Tam 36 yıl sonra 89 seçimleri benzeri ezber bozan, kazananların bile beklentisini aşan bir yerel seçim yaşandı. Demokrasi adına, ülkenin seçim geleneği adına çok başarılı bir seçim oldu. Hatta sonuçlar, yıllarca sandıklara gölge düşürenlere, her seçimde hatayı kendinde aramak yerine "Oylar çalındı" diye bahane arayanlara güzel bir ders oldu.
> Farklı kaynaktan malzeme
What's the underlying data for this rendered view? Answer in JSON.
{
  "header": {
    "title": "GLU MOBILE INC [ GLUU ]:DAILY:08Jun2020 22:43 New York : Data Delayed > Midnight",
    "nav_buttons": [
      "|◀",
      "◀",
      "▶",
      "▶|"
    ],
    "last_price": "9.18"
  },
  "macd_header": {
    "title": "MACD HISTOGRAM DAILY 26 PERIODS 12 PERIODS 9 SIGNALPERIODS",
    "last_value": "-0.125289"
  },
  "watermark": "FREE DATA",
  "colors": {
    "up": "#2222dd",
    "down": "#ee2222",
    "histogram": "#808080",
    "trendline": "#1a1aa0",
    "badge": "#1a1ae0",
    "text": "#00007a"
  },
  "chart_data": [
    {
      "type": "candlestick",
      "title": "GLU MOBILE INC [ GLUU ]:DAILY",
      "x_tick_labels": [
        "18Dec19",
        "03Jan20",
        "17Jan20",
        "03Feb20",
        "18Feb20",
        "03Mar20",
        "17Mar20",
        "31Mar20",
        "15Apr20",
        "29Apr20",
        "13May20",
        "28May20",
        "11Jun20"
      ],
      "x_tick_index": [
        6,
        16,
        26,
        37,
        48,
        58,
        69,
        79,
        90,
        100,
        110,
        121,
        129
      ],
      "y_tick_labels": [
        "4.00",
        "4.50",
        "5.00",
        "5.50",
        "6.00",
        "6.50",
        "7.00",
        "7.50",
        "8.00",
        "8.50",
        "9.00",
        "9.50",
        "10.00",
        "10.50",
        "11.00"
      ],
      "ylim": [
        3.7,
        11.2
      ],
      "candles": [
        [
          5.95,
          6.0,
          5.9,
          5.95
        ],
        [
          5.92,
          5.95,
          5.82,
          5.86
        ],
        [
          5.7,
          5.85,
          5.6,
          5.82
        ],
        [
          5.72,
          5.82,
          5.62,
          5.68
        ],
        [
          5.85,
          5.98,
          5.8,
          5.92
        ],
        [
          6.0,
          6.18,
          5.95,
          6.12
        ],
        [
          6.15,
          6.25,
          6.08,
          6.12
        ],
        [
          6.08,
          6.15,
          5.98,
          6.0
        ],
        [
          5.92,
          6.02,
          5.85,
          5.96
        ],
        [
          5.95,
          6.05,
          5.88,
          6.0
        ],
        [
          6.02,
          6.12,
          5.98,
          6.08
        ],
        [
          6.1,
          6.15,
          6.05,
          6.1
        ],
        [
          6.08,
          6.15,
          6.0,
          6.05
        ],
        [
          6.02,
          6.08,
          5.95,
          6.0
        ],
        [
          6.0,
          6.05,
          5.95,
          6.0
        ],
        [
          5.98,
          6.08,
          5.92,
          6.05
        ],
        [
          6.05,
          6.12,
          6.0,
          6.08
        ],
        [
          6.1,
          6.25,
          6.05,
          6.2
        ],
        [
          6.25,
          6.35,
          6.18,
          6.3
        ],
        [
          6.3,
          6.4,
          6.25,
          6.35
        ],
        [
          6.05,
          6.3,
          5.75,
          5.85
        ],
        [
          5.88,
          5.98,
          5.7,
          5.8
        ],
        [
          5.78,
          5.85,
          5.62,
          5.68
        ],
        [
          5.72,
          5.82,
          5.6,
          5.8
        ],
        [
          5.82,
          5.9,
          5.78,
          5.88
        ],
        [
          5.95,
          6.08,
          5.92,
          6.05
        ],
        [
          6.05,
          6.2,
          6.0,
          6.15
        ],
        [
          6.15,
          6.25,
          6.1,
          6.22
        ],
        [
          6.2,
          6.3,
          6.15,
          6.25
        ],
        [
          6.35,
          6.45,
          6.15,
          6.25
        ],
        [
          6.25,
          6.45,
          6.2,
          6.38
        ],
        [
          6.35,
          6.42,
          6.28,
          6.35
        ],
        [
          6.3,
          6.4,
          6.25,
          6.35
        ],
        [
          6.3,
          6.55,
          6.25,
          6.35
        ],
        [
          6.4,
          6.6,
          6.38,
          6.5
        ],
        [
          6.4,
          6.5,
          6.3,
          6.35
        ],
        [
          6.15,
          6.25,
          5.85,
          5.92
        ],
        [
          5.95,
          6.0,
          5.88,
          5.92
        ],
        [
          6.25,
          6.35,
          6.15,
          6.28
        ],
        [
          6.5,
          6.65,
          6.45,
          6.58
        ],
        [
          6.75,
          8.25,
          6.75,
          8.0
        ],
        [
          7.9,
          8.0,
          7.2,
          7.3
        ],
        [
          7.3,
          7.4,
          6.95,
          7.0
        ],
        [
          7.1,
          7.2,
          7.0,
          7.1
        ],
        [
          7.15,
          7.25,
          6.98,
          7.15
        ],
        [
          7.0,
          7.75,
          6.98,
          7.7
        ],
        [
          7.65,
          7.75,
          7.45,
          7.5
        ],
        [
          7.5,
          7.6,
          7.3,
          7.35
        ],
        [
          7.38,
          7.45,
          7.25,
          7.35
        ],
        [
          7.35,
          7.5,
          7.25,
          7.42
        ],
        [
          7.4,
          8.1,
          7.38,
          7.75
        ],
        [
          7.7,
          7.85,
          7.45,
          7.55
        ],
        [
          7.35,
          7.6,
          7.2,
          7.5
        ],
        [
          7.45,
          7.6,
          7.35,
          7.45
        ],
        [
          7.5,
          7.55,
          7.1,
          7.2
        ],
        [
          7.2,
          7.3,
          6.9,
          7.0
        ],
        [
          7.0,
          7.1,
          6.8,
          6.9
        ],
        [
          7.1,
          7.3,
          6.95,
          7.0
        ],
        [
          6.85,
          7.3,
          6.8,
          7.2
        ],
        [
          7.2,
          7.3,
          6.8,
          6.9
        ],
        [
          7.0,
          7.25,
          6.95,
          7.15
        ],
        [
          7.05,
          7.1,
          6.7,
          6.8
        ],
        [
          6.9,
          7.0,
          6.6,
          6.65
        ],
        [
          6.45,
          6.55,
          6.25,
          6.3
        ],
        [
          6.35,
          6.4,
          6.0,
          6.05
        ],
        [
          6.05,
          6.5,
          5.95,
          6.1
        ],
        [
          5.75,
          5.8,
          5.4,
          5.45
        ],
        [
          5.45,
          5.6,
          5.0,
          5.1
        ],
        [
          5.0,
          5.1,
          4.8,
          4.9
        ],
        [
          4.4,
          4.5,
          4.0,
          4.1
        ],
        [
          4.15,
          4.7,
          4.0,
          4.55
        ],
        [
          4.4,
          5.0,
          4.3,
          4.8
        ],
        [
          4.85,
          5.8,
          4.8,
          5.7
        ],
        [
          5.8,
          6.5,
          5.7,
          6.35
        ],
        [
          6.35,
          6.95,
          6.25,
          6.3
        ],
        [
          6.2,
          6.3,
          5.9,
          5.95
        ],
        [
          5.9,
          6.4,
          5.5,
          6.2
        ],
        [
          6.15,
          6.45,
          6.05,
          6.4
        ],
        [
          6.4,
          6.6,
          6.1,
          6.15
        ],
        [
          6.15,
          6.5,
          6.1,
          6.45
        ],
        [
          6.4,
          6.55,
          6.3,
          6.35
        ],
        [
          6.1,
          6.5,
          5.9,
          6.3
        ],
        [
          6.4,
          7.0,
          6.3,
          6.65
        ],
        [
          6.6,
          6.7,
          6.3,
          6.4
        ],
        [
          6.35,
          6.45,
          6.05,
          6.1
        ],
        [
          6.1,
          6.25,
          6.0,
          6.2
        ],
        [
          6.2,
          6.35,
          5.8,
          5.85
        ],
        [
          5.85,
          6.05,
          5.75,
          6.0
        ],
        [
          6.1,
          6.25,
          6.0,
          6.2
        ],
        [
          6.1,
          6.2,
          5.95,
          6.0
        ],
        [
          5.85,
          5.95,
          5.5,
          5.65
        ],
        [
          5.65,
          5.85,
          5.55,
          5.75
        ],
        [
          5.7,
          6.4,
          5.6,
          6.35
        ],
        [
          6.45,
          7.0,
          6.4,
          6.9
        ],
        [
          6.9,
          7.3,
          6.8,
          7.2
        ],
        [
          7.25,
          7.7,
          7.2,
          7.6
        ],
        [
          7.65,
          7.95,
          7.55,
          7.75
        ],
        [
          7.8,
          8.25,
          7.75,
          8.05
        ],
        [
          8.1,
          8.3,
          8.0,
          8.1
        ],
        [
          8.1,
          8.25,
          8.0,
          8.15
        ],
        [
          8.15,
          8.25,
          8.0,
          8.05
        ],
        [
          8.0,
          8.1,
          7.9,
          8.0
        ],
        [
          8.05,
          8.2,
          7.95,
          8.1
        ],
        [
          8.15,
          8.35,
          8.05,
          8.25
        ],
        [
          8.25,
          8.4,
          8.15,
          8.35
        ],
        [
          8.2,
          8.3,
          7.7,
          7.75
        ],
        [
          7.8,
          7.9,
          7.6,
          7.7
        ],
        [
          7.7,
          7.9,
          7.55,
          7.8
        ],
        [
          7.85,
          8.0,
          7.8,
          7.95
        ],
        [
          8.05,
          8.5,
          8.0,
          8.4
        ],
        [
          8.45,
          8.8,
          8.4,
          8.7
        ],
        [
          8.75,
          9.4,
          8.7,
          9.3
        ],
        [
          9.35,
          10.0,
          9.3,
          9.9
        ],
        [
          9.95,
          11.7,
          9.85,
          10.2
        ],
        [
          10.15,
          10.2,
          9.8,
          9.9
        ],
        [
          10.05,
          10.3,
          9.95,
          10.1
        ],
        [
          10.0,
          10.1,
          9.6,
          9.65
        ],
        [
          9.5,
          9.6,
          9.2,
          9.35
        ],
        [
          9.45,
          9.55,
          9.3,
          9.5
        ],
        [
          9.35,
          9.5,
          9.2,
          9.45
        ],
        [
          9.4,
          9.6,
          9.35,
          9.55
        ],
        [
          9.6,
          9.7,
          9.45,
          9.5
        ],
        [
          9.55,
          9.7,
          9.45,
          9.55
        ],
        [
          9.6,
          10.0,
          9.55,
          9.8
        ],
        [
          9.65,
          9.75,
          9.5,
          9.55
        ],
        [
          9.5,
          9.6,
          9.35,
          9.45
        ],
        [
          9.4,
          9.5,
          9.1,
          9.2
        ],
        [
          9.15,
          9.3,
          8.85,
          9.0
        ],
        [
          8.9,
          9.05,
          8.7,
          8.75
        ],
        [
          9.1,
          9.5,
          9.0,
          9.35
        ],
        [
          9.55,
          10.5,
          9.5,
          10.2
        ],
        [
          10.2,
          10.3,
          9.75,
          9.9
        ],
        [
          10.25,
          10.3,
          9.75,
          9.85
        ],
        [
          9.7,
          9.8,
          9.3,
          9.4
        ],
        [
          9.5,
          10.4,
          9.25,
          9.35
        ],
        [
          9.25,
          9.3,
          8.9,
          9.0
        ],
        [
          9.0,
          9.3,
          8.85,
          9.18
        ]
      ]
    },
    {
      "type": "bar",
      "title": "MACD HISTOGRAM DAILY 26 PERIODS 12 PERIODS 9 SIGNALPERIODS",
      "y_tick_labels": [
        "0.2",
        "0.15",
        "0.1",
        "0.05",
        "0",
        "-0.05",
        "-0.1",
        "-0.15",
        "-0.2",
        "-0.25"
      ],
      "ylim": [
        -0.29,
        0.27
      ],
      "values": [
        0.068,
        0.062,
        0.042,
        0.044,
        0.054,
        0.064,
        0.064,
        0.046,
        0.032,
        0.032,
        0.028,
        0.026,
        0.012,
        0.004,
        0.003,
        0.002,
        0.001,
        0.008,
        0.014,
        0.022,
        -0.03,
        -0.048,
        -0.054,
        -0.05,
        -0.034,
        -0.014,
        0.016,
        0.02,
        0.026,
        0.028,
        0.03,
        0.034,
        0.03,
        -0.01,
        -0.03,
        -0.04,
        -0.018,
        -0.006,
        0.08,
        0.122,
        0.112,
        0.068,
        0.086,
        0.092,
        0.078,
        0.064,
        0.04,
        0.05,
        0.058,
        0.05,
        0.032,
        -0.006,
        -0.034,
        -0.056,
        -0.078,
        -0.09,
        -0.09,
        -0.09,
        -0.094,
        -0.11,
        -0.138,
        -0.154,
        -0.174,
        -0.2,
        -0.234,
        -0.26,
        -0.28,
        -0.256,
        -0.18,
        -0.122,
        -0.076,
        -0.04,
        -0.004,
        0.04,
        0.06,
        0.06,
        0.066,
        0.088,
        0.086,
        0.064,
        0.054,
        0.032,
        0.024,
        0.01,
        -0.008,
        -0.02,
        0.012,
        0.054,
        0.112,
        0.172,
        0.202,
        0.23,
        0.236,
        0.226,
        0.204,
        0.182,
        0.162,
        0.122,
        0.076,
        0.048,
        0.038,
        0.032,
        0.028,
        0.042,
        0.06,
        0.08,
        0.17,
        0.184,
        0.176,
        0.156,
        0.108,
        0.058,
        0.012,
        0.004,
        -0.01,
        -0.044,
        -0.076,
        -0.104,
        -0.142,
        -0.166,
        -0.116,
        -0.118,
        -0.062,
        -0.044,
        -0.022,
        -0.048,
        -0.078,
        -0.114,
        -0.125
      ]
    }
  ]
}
Peki, genel seçimlerin üzerinden topu topu 9 ay geçmesine rağmen yerel seçimde sandıklardan herkesi hatta birinci çıkan CHP'yi bile şaşırtan bir sonuç çıkması ne anlama geliyordu?
İşin sırrı hayat pahalılığından emekliler meselesine, partinin halka ilişkisinden aday belirleme sürecine kadar birikmiş onlarca soruna halkın verdiği tepkide ve büyük oranda güçlü iktidarlara karşı muhalefet arayışında yatıyor. Halk yerel seçimi bir "uyarı" olarak değerlendirdi. Hizmeti değil, hayat pahalılığından sıdkı sıyrıldığı için iktidara mesaj vermeyi önceledi.
Tabii sadece iktidara değil, yıllar sonra birinci parti yaptığı CHP'ye mesaj verirken diğer muhalefet partilerine de ders verdi:
Halkın mesajını doğru okuyan ve sıcağı sıcağına değerlendiren Başkan Erdoğan yaptığı balkon konuşmasında benzer bir sonuç çıkartıyor ve şöyle diyordu:
"31 Mart bizim için bir bitiş değil; aslında bir dönüm noktasıdır. 31 Mart mahalli idareler seçimlerinde de Türk milleti yine sandığı vesile kılarak mesajlarını siyasetçilere ulaştırmıştır. Biz de partimizin organlarını açık yüreklilikle değerlendireceğiz, özeleştirimizi cesaretle yapacağız. Sandık sonuçları bize ülkemiz genelinde mahalli idarelerde irtifa kaybı yaşadığımızı gösteriyor. Elbette yerel bazda yaşanan bu gerilemeninsebeplerini ayrıca masaya yatıracağız."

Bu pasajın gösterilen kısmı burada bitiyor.